ビジネス・オブジェクトの構造

PeopleSoft データを表す WebSphere ビジネス・オブジェクトは、フラットまたは階層構造のどちらでも可能です。フラットなビジネス・オブジェクトの属性はすべて単純です。つまり、単一の値 (ストリングまたは整数) を表します。

階層ビジネス・オブジェクトは、単純属性に加え、単一カーディナリティーの子ビジネス・オブジェクトまたは子ビジネス・オブジェクトの配列を表す属性を持つことができます。さらに今度は、これらの各ビジネス・オブジェクトが単一カーディナリティーの子ビジネス・オブジェクトやビジネス・オブジェクトの配列などを持つことができます。

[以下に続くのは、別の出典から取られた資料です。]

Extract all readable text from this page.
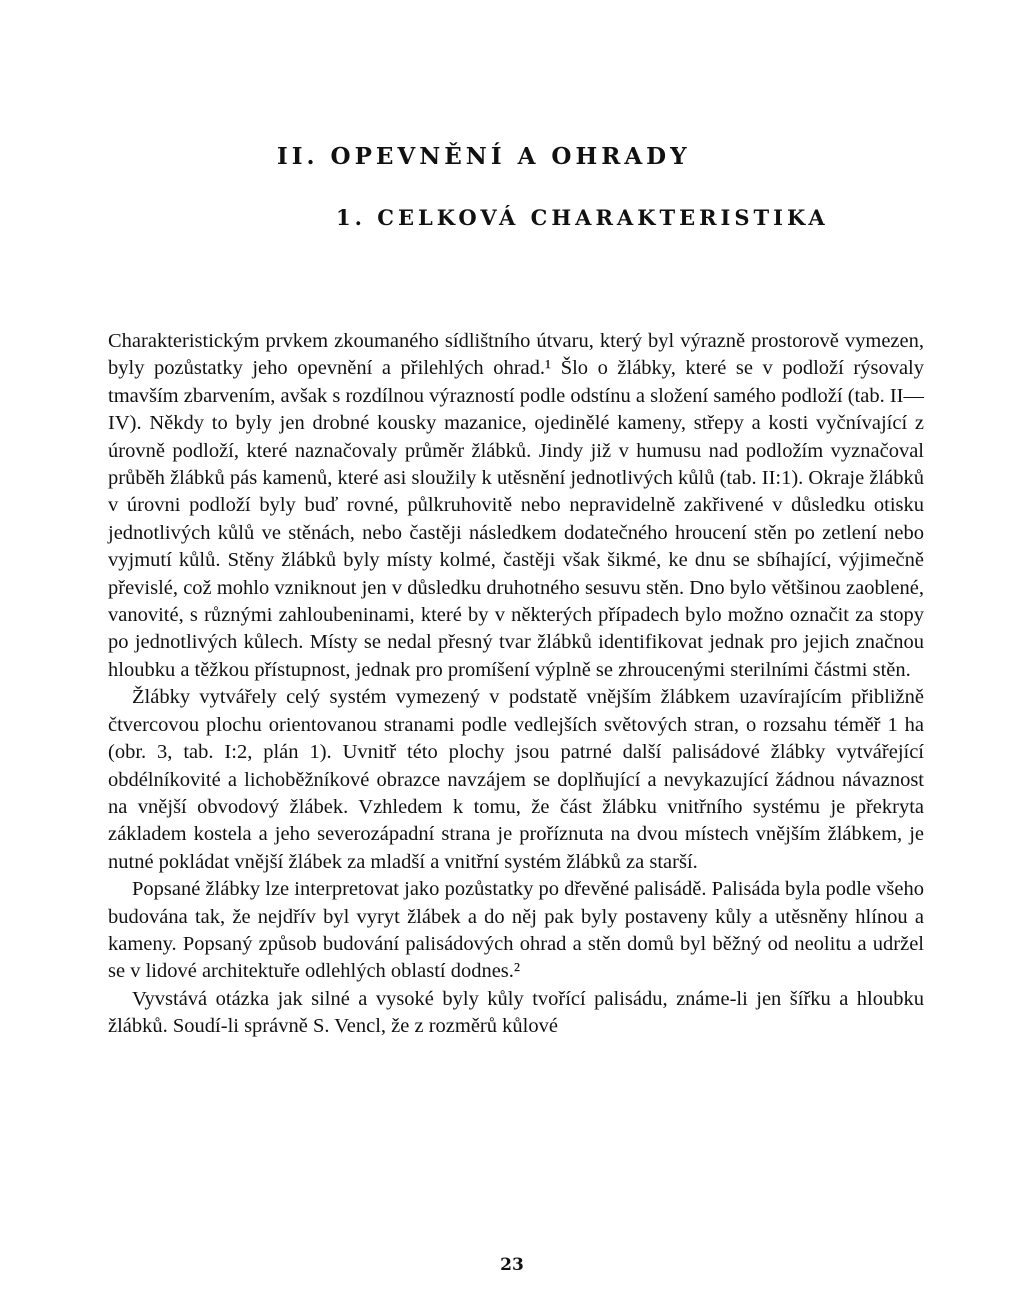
II. OPEVNĚNÍ A OHRADY
1. CELKOVÁ CHARAKTERISTIKA

Charakteristickým prvkem zkoumaného sídlištního útvaru, který byl výrazně prostorově vymezen, byly pozůstatky jeho opevnění a přilehlých ohrad.¹ Šlo o žlábky, které se v podloží rýsovaly tmavším zbarvením, avšak s rozdílnou výrazností podle odstínu a složení samého podloží (tab. II—IV). Někdy to byly jen drobné kousky mazanice, ojedinělé kameny, střepy a kosti vyčnívající z úrovně podloží, které naznačovaly průměr žlábků. Jindy již v humusu nad podložím vyznačoval průběh žlábků pás kamenů, které asi sloužily k utěsnění jednotlivých kůlů (tab. II:1). Okraje žlábků v úrovni podloží byly buď rovné, půlkruhovitě nebo nepravidelně zakřivené v důsledku otisku jednotlivých kůlů ve stěnách, nebo častěji následkem dodatečného hroucení stěn po zetlení nebo vyjmutí kůlů. Stěny žlábků byly místy kolmé, častěji však šikmé, ke dnu se sbíhající, výjimečně převislé, což mohlo vzniknout jen v důsledku druhotného sesuvu stěn. Dno bylo většinou zaoblené, vanovité, s různými zahloubeninami, které by v některých případech bylo možno označit za stopy po jednotlivých kůlech. Místy se nedal přesný tvar žlábků identifikovat jednak pro jejich značnou hloubku a těžkou přístupnost, jednak pro promíšení výplně se zhroucenými sterilními částmi stěn.

Žlábky vytvářely celý systém vymezený v podstatě vnějším žlábkem uzavírajícím přibližně čtvercovou plochu orientovanou stranami podle vedlejších světových stran, o rozsahu téměř 1 ha (obr. 3, tab. I:2, plán 1). Uvnitř této plochy jsou patrné další palisádové žlábky vytvářející obdélníkovité a lichoběžníkové obrazce navzájem se doplňující a nevykazující žádnou návaznost na vnější obvodový žlábek. Vzhledem k tomu, že část žlábku vnitřního systému je překryta základem kostela a jeho severozápadní strana je proříznuta na dvou místech vnějším žlábkem, je nutné pokládat vnější žlábek za mladší a vnitřní systém žlábků za starší.

Popsané žlábky lze interpretovat jako pozůstatky po dřevěné palisádě. Palisáda byla podle všeho budována tak, že nejdřív byl vyryt žlábek a do něj pak byly postaveny kůly a utěsněny hlínou a kameny. Popsaný způsob budování palisádových ohrad a stěn domů byl běžný od neolitu a udržel se v lidové architektuře odlehlých oblastí dodnes.²

Vyvstává otázka jak silné a vysoké byly kůly tvořící palisádu, známe-li jen šířku a hloubku žlábků. Soudí-li správně S. Vencl, že z rozměrů kůlové

23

単一カーディナリティー関係は、親ビジネス・オブジェクト内の属性が単一の子ビジネス・オブジェクトを表す場合に発生します。この場合、子ビジネス・オブジェクトは 1 つのレコードのみを持つことができる PeopleSoft コレクションを表します。属性タイプは、子ビジネス・オブジェクトのタイプと同じです。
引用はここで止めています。